What to Check Before Using Thiazide Diuretics
Before initiating thiazide diuretic therapy, electrolyte levels (especially potassium, sodium, and calcium) and renal function (eGFR) must be checked, with follow-up testing within 4 weeks of starting treatment or after dose escalation. 1
Pre-Initiation Assessment
Laboratory Tests
- Baseline electrolytes:
- Potassium (risk of hypokalemia)
- Sodium (risk of hyponatremia)
- Calcium (thiazides decrease calcium excretion)

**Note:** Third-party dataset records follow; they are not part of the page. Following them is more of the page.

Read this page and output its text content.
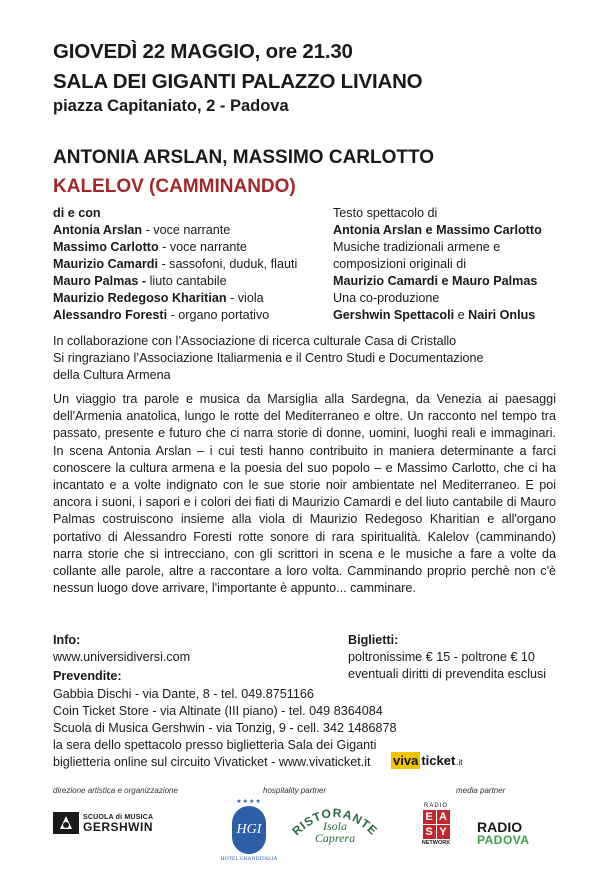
GIOVEDÌ 22 MAGGIO, ore 21.30
SALA DEI GIGANTI PALAZZO LIVIANO
piazza Capitaniato, 2 - Padova
ANTONIA ARSLAN, MASSIMO CARLOTTO
KALELOV (CAMMINANDO)
di e con
Antonia Arslan - voce narrante
Massimo Carlotto - voce narrante
Maurizio Camardi - sassofoni, duduk, flauti
Mauro Palmas - liuto cantabile
Maurizio Redegoso Kharitian - viola
Alessandro Foresti - organo portativo
Testo spettacolo di
Antonia Arslan e Massimo Carlotto
Musiche tradizionali armene e
composizioni originali di
Maurizio Camardi e Mauro Palmas
Una co-produzione
Gershwin Spettacoli e Nairi Onlus
In collaborazione con l’Associazione di ricerca culturale Casa di Cristallo
Si ringraziano l’Associazione Italiarmenia e il Centro Studi e Documentazione
della Cultura Armena
Un viaggio tra parole e musica da Marsiglia alla Sardegna, da Venezia ai paesaggi dell'Armenia anatolica, lungo le rotte del Mediterraneo e oltre. Un racconto nel tempo tra passato, presente e futuro che ci narra storie di donne, uomini, luoghi reali e immaginari. In scena Antonia Arslan – i cui testi hanno contribuito in maniera determinante a farci conoscere la cultura armena e la poesia del suo popolo – e Massimo Carlotto, che ci ha incantato e a volte indignato con le sue storie noir ambientate nel Mediterraneo. E poi ancora i suoni, i sapori e i colori dei fiati di Maurizio Camardi e del liuto cantabile di Mauro Palmas costruiscono insieme alla viola di Maurizio Redegoso Kharitian e all'organo portativo di Alessandro Foresti rotte sonore di rara spiritualità. Kalelov (camminando) narra storie che si intrecciano, con gli scrittori in scena e le musiche a fare a volte da collante alle parole, altre a raccontare a loro volta. Camminando proprio perchè non c'è nessun luogo dove arrivare, l'importante è appunto... camminare.
Info:
www.universidiversi.com
Biglietti:
poltronissime € 15 - poltrone € 10
eventuali diritti di prevendita esclusi
Prevendite:
Gabbia Dischi - via Dante, 8 - tel. 049.8751166
Coin Ticket Store - via Altinate (III piano) - tel. 049 8364084
Scuola di Musica Gershwin - via Tonzig, 9 - cell. 342 1486878
la sera dello spettacolo presso biglietteria Sala dei Giganti
biglietteria online sul circuito Vivaticket - www.vivaticket.it	viva ticket .it
direzione artistica e organizzazione	hospitality partner	media partner
SCUOLA di MUSICA
GERSHWIN
★★★★
HGI
HOTEL GRANDITALIA
RISTORANTE
Isola
Caprera
RADIO
E A
S Y
NETWORK
RADIO
PADOVA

- Magnesium (risk of hypomagnesemia)
- Renal function:
- eGFR (glomerular filtration rate)
- Serum creatinine
- Other important parameters:
- Uric acid (risk of hyperuricemia/gout)
- Glucose (risk of glucose intolerance)
Clinical Assessment
- Blood pressure measurement - establish baseline for monitoring efficacy
- Volume status evaluation - avoid excessive diuresis before starting treatment 1
- Weight measurement - baseline for monitoring fluid status changes
Patient-Specific Considerations
Renal Function
- For patients with eGFR <30 mL/min/1.73 m², consider:
Medication Review
Check for concurrent medications that may interact with thiazides:
- ACE inhibitors/ARBs - increased risk of renal dysfunction
- NSAIDs - may reduce diuretic effectiveness 2
- Corticosteroids/ACTH - increased risk of hypokalemia 2
- Lithium - increased risk of lithium toxicity 2
- Digitalis/digoxin - hypokalemia may increase digitalis toxicity 2
Risk Factors for Adverse Effects
- Age >65 years - increased risk of hyponatremia 2
- Female gender - higher risk of hyponatremia 3
- Low body mass - increased risk of adverse effects 3
- History of gout or hyperuricemia - thiazides increase uric acid levels 1
- Diabetes or impaired glucose tolerance - thiazides may worsen glycemic control 4
Dosing Considerations
- Start with low doses, especially in elderly patients 2
- For hypertension, lower doses (hydrochlorothiazide ≤25 mg daily) have fewer adverse glycemic effects 4
- Chlorthalidone is likely superior to hydrochlorothiazide, particularly in advanced CKD 1
Follow-Up Monitoring Plan
- Check electrolytes and renal function within 4 weeks of initiation 1
- Monitor for symptoms of electrolyte disturbances:
- Hypokalemia: muscle weakness, cramps
- Hyponatremia: confusion, lethargy, seizures
- Hypercalcemia: constipation, fatigue, cognitive changes
- Instruct patients to monitor weight and report significant changes
- Advise patients to hold or reduce medication during decreased oral intake, vomiting, or diarrhea 1
Common Pitfalls to Avoid
- Failure to check baseline electrolytes - can miss pre-existing abnormalities
- Not monitoring potassium levels - hypokalemia increases risk of arrhythmias and glucose intolerance
- Overlooking drug interactions - especially with ACE inhibitors, NSAIDs, and lithium
- Excessive dosing in elderly patients - increased risk of adverse effects
- Ignoring early signs of hyponatremia - can progress to severe neurological symptoms
- Automatically excluding patients with eGFR <30 mL/min/1.73 m² - thiazides may still be effective, especially chlorthalidone 1
Thiazide diuretics remain valuable antihypertensive agents with proven cardiovascular benefits, but proper pre-treatment assessment and monitoring are essential to minimize risks and optimize outcomes.